TOKAT'ta Ak Parti'den milletvekilliği aday adayı olan Fazilet Parti eski milletvekili Bekir Sobacı, 28 Şubat için 'Sütü bozuk' ifadesini kullanırken bu süreçte ülkedeki bilgilerinin dış istihbarata aktarıldığını iddia etti.

TBMM'de 20 ve 21'inci dönemde milletvekilliği yapan ve Anayasa Mahkemesi'nin Fazilet Partisi'ni kapattığı dönemde üyeliği iptal edilerek yasak getirilen eski milletvekili Bekir Sobacı, 7 Haziran'da yapılacak genel seçimler için Tokat'ta Ak Parti'den milletvekili aday adayı oldu. 12 Nisan 2001 tarihinde TBMM'de yaptığı konuşmada 28 Şubat için 'Sütü bozuk' ifadeleri kullandığı için hakkında Genelkurmay Başkanlığı'nın da suç duyurusunda bulunduğu Sobacı, bugün basın toplantısı düzenleyerek 28 Şubat'ı eleştirdi. Bir otelde basın mensupları ile bir araya gelen Sobacı, bugünkü paralel yapının 28 Şubat ile güçlenip, derinlere kök saldığını iddia etti.
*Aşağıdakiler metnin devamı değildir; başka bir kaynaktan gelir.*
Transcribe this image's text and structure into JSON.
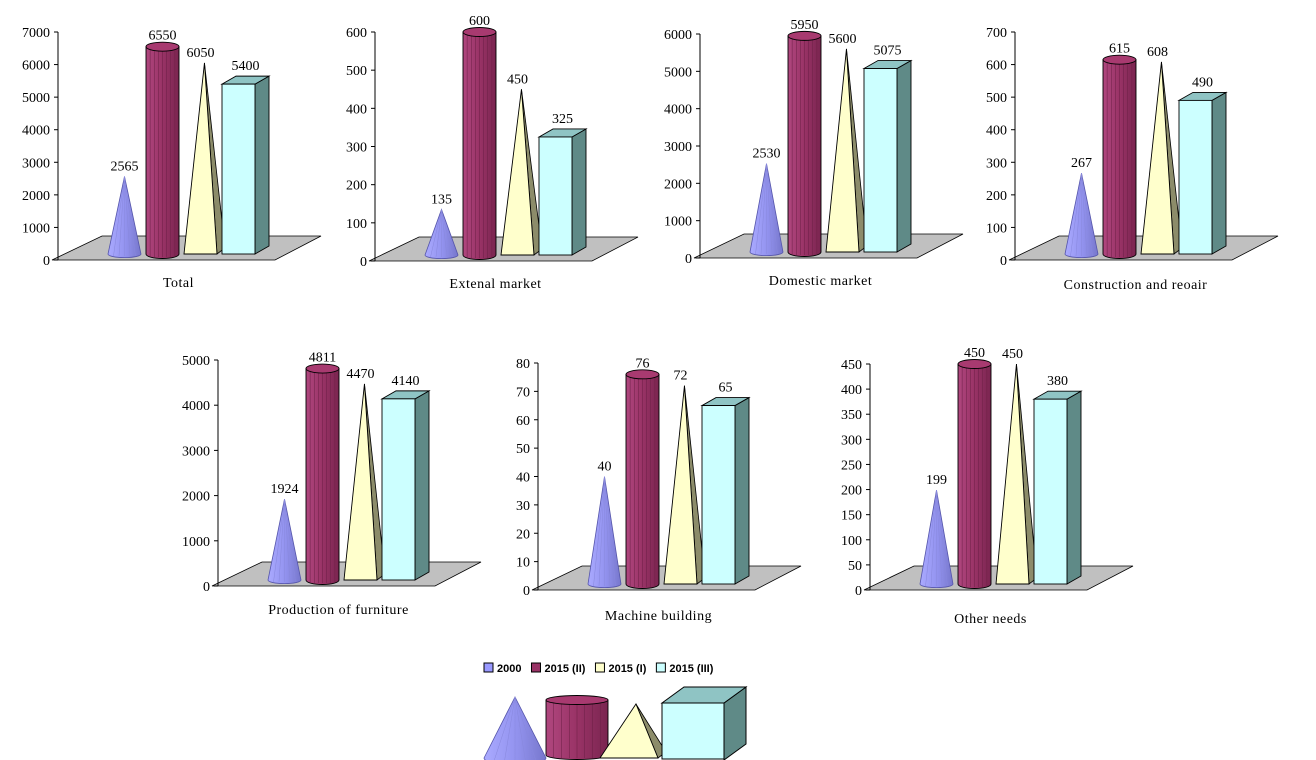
{
  "legend": {
    "series": [
      "2000",
      "2015 (II)",
      "2015 (I)",
      "2015 (III)"
    ]
  },
  "colors": {
    "2000": "#9999ff",
    "2015 (II)": "#993366",
    "2015 (I)": "#ffffcc",
    "2015 (III)": "#ccffff",
    "floor": "#c0c0c0"
  },
  "shapes": {
    "2000": "cone",
    "2015 (II)": "cylinder",
    "2015 (I)": "pyramid",
    "2015 (III)": "box"
  },
  "chart_data": [
    {
      "type": "bar",
      "title": "Total",
      "ylim": [
        0,
        7000
      ],
      "ticks": [
        0,
        1000,
        2000,
        3000,
        4000,
        5000,
        6000,
        7000
      ],
      "series": [
        {
          "name": "2000",
          "value": 2565
        },
        {
          "name": "2015 (II)",
          "value": 6550
        },
        {
          "name": "2015 (I)",
          "value": 6050
        },
        {
          "name": "2015 (III)",
          "value": 5400
        }
      ]
    },
    {
      "type": "bar",
      "title": "Extenal market",
      "ylim": [
        0,
        600
      ],
      "ticks": [
        0,
        100,
        200,
        300,
        400,
        500,
        600
      ],
      "series": [
        {
          "name": "2000",
          "value": 135
        },
        {
          "name": "2015 (II)",
          "value": 600
        },
        {
          "name": "2015 (I)",
          "value": 450
        },
        {
          "name": "2015 (III)",
          "value": 325
        }
      ]
    },
    {
      "type": "bar",
      "title": "Domestic market",
      "ylim": [
        0,
        6000
      ],
      "ticks": [
        0,
        1000,
        2000,
        3000,
        4000,
        5000,
        6000
      ],
      "series": [
        {
          "name": "2000",
          "value": 2530
        },
        {
          "name": "2015 (II)",
          "value": 5950
        },
        {
          "name": "2015 (I)",
          "value": 5600
        },
        {
          "name": "2015 (III)",
          "value": 5075
        }
      ]
    },
    {
      "type": "bar",
      "title": "Construction and reoair",
      "ylim": [
        0,
        700
      ],
      "ticks": [
        0,
        100,
        200,
        300,
        400,
        500,
        600,
        700
      ],
      "series": [
        {
          "name": "2000",
          "value": 267
        },
        {
          "name": "2015 (II)",
          "value": 615
        },
        {
          "name": "2015 (I)",
          "value": 608
        },
        {
          "name": "2015 (III)",
          "value": 490
        }
      ]
    },
    {
      "type": "bar",
      "title": "Production of furniture",
      "ylim": [
        0,
        5000
      ],
      "ticks": [
        0,
        1000,
        2000,
        3000,
        4000,
        5000
      ],
      "series": [
        {
          "name": "2000",
          "value": 1924
        },
        {
          "name": "2015 (II)",
          "value": 4811
        },
        {
          "name": "2015 (I)",
          "value": 4470
        },
        {
          "name": "2015 (III)",
          "value": 4140
        }
      ]
    },
    {
      "type": "bar",
      "title": "Machine building",
      "ylim": [
        0,
        80
      ],
      "ticks": [
        0,
        10,
        20,
        30,
        40,
        50,
        60,
        70,
        80
      ],
      "series": [
        {
          "name": "2000",
          "value": 40
        },
        {
          "name": "2015 (II)",
          "value": 76
        },
        {
          "name": "2015 (I)",
          "value": 72
        },
        {
          "name": "2015 (III)",
          "value": 65
        }
      ]
    },
    {
      "type": "bar",
      "title": "Other needs",
      "ylim": [
        0,
        450
      ],
      "ticks": [
        0,
        50,
        100,
        150,
        200,
        250,
        300,
        350,
        400,
        450
      ],
      "series": [
        {
          "name": "2000",
          "value": 199
        },
        {
          "name": "2015 (II)",
          "value": 450
        },
        {
          "name": "2015 (I)",
          "value": 450
        },
        {
          "name": "2015 (III)",
          "value": 380
        }
      ]
    }
  ]
}
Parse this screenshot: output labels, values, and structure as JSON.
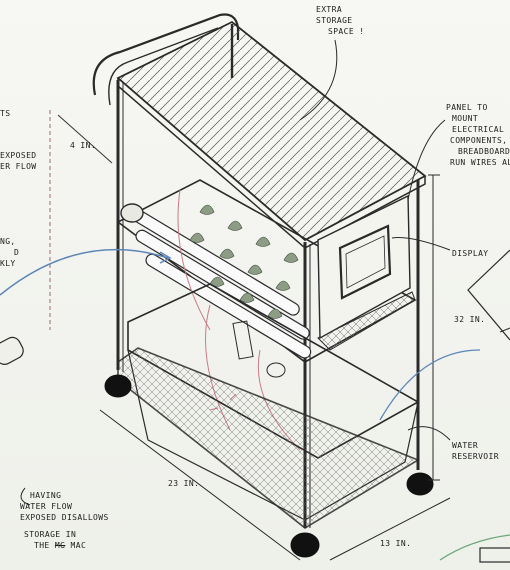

2001 yılında yaşanan ekonomik krizin 28 Şubat sürecinde planlandığını ifade eden Sobacı şöyle dedi:

"Bugün dinleme ve diğer operasyonlarla Ak Parti hükümetini devirme planlarının yapıldığı ve orada görev yapmış olan emniyet mensuplarını hizmet yıllarına bakmış olduğumuzda başlangıç tarihi itibariyle 28 Şubat sürecinin tarihi ile üst üste örtüştüğünü görüyoruz. Bir plan vardı ve bu plan orada uygulanmaya başladı. Fethullah Gülen'in 28 Şubat’taki tavırları itibariyle 'Şefaatim Ecevit'e olacaktır', Refah Yol hükümeti ile ilgili olarak 'Beceremediniz çekin gidin' ifadeleri boşa söylenmiş ifadeler değildi. Sonuçta ABD'ye gidiş yılı 1999 yılıdır. 28 Şubat sürecinde Türkiye'nin en mahrem bilgilerinin dış ülke istihbaratına çok rahat olarak sunulduğu kanaatindeyim. 28 Şubat'la ilgili olarak siyasi yasaklanmam görünürde başörtüsüdür ama asıl sebep TBMM'de yaptığım 28 Şubat sürecini eleştiren konuşmamdır. O tarihlerde Genelkurmay Başkanlığı hakkımızda suç duyurusunda bulunmuştu. Ama kürsü masumiyeti sebebi ile o mevzuat bizi operasyonlar ya da mahkeme safhasından korumuş oldu. O suç duyurusu ile hedef haline getirildik. Anayasa Mahkemesi'nde Nazlı Ilıcak, Merve Kavakçı ve ben yasaklanmıştık. Bu konuda benim hiç keşkem olmadı. Yani konuşmasaydım diye hiç bir şey düşünmedim. Bunların da özgür mecliste, milli iradenin tecelligahında konuşulması gerektiği kanaatindeyim. Çünkü meclis bu milletin iradesinin tecelli ettiği yer ise orada her şey konuşulacaktır. Açık yürek ve cesaretle konuşulması gerekir."